Although stereochemical control can be achieved by TSs including PtmT2, this is often not the case as evidenced by leaky alternative cyclization cascades that result in a variety of side products.[53,54] It should be noted that while the ent-CPP-bound complex showed dominant conformational clusters (Figure A), GGPP showed weaker discrimination between conformers (Figure B). These weak discriminations may account for the alternative cyclization cascades in other TSs; however, most of the higher energy conformers of GGPP-bound to PtmT2 displayed catalytically ineffective distances or orientations to D313.

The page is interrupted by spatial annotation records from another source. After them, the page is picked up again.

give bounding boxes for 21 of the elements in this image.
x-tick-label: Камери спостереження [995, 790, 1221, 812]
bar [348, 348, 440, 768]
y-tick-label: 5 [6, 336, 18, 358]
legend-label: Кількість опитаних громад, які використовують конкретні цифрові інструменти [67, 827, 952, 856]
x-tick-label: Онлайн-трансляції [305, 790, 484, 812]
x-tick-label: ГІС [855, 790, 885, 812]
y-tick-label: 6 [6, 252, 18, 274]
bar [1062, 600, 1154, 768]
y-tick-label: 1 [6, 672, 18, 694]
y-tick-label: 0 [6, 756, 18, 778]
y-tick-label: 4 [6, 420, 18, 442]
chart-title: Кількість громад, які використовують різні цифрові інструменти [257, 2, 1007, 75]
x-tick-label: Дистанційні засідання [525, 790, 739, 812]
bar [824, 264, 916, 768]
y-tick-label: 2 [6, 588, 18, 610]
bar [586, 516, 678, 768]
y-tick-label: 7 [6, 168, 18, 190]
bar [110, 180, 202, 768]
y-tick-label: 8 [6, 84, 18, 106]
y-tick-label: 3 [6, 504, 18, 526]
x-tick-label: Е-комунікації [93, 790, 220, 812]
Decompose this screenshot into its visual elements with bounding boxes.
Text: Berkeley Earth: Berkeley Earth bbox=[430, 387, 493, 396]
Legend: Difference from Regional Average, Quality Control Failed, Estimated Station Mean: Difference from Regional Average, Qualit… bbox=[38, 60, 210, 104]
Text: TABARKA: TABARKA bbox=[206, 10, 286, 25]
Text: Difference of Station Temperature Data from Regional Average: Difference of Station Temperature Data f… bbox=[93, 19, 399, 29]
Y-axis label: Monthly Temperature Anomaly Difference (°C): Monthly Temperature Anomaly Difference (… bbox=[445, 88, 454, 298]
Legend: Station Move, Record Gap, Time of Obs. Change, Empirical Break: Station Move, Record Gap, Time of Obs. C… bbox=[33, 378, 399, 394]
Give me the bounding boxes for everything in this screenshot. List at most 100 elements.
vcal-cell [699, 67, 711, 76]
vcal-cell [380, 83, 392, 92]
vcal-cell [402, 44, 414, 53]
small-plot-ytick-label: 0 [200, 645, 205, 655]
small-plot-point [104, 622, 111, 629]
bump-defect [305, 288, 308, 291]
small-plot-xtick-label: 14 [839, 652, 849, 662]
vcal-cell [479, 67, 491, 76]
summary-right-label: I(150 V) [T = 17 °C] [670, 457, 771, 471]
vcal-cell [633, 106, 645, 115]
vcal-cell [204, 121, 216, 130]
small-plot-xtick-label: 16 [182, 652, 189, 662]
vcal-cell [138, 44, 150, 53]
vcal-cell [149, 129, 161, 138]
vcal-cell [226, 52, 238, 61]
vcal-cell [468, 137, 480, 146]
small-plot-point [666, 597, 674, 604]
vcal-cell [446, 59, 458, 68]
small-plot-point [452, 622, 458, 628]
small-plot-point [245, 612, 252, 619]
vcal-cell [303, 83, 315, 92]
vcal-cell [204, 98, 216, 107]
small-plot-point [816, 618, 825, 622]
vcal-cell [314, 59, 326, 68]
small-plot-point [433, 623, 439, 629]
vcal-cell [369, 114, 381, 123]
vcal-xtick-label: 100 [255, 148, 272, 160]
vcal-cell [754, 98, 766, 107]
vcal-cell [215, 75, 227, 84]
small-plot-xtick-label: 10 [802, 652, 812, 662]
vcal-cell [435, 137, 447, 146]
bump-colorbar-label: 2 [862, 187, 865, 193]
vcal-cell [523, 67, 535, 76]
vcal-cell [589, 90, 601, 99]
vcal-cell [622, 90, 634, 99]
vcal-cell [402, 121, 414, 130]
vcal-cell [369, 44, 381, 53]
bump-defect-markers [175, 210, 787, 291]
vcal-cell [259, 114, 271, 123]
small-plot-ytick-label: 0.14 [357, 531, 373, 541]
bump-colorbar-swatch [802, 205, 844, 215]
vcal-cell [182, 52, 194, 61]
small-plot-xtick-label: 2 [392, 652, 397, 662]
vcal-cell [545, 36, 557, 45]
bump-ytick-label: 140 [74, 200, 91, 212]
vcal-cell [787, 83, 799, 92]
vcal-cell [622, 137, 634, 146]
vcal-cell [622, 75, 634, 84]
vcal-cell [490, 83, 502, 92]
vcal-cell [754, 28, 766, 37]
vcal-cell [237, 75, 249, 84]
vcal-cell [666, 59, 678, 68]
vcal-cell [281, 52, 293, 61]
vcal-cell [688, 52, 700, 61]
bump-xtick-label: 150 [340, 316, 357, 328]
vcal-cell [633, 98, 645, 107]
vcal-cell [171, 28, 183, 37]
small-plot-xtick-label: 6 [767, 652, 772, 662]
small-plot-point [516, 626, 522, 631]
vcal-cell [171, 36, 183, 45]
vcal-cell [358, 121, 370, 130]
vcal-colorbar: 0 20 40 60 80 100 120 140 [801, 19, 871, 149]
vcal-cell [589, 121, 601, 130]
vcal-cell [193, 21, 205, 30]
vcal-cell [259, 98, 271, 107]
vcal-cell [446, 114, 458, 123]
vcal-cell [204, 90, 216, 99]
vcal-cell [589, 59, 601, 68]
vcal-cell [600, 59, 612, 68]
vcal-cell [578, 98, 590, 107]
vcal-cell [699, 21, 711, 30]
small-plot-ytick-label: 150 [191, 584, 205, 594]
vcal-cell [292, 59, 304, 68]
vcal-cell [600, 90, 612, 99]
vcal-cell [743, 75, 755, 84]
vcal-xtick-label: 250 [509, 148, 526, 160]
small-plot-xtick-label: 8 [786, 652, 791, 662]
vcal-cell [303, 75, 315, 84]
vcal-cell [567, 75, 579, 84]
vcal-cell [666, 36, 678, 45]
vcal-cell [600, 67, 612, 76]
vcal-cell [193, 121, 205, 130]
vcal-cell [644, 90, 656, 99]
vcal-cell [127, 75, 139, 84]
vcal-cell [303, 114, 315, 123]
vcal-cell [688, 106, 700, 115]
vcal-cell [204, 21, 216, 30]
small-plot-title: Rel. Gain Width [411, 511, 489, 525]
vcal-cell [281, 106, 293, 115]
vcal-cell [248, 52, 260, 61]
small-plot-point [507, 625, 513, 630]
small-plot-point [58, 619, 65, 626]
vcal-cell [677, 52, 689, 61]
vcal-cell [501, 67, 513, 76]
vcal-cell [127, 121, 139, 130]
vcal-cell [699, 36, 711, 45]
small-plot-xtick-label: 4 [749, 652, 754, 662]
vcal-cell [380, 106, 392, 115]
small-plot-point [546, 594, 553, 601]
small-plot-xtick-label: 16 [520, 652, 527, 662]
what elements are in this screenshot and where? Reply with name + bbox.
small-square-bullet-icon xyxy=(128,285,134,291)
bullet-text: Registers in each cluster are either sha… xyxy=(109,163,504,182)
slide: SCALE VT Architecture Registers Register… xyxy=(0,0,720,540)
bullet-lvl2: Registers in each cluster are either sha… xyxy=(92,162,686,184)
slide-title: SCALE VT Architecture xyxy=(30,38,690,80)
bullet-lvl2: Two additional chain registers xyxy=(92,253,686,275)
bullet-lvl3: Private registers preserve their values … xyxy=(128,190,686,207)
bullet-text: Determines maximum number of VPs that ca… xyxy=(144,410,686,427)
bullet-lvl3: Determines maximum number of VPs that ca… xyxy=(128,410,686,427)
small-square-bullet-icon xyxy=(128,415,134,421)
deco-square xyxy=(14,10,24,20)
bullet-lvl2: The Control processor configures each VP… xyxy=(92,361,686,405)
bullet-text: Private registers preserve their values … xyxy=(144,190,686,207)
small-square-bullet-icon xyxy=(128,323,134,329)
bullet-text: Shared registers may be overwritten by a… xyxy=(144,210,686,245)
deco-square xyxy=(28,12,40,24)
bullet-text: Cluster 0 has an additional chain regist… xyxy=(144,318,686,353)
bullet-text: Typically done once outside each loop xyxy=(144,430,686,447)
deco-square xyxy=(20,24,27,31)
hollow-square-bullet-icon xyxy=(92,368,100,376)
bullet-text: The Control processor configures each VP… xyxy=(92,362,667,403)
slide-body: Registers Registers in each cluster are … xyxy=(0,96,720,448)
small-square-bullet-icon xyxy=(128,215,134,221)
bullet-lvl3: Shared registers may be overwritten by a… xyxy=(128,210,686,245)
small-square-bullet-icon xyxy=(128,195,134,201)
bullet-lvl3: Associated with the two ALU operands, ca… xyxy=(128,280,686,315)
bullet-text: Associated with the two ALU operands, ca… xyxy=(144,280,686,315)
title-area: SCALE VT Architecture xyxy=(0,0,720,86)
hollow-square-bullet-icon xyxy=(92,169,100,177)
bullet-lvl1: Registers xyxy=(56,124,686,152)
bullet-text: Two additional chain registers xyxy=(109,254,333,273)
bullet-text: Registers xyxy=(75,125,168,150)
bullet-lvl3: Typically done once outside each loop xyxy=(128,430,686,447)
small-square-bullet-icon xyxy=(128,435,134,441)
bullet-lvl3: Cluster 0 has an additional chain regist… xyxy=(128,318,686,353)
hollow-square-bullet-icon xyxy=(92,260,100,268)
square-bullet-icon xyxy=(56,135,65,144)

The extreme discrepancy in total numbers of diterpenoids found in plants/fungi vs bacteria suggests either bacteria do not have the necessary biosynthetic machinery (i.e., DTSs), have not evolved DTSs for secondary metabolism on a comparable scale to that of plants and fungi, or the community at large has been unable to develop efficient means of diterpenoid discovery in bacteria. Gibberellin biosynthesis in bacteria supports bacteria as the ancestral carriers of DTSs and therefore bacteria appear to have had ample access to DTSs for secondary metabolism evolution. Yet, the diverse nature of diterpenoids in plants dominates the chemical space compared with the handful of bacterial diterpenoid scaffolds. Have plants evolved to produce these diverse scaffolds while bacterial DTS evolution remained stagnant? PTM and PTN, two natural products of bacterial origin, offer a unique perspective. ent-Kauranol and ent-atiserene, derived from the common scaffold of ent-CPP for PTM and PTN biosynthesis, respectively, are processed and modified in ways not seen in any other organism or biosynthetic pathway. This supports that bacteria have taken their own path to creating structural diversity and that more, novel diterpenoid natural products from bacteria are waiting to be discovered.

Conclusion

Terpene synthases are ubiquitous enzymes that attract considerable attention given that their complex mechanisms generate diverse carbon skeletons in a regio- and stereoselective manner. Accordingly, diterpenoids and DTSs from plants and fungi have been and continue to be widely studied. Diterpenoids and DTSs of bacterial origin, due to their scarcity, remain underappreciated. PtmT2, the ent-CPP synthase for PTM and PTN biosynthesis from S. platensis CB00739, one of the few bacterial DTSs to be functionally characterized and the first bacterial type II DTS to be structurally characterized, serves as a model for understanding diterpene cyclization in bacteria. The structure of PtmT2 also gives insight into the conserved, or preserved, evolution of active sites in DTSs of bacterial and plant origin. Discovering the differences between DTSs of various organisms and how these DTSs have evolved will prove to be invaluable in not only understanding how DTSs, and TSs in general, function, but also in the continued search for DTSs, and thereby the discovery of diterpenoids, in bacteria.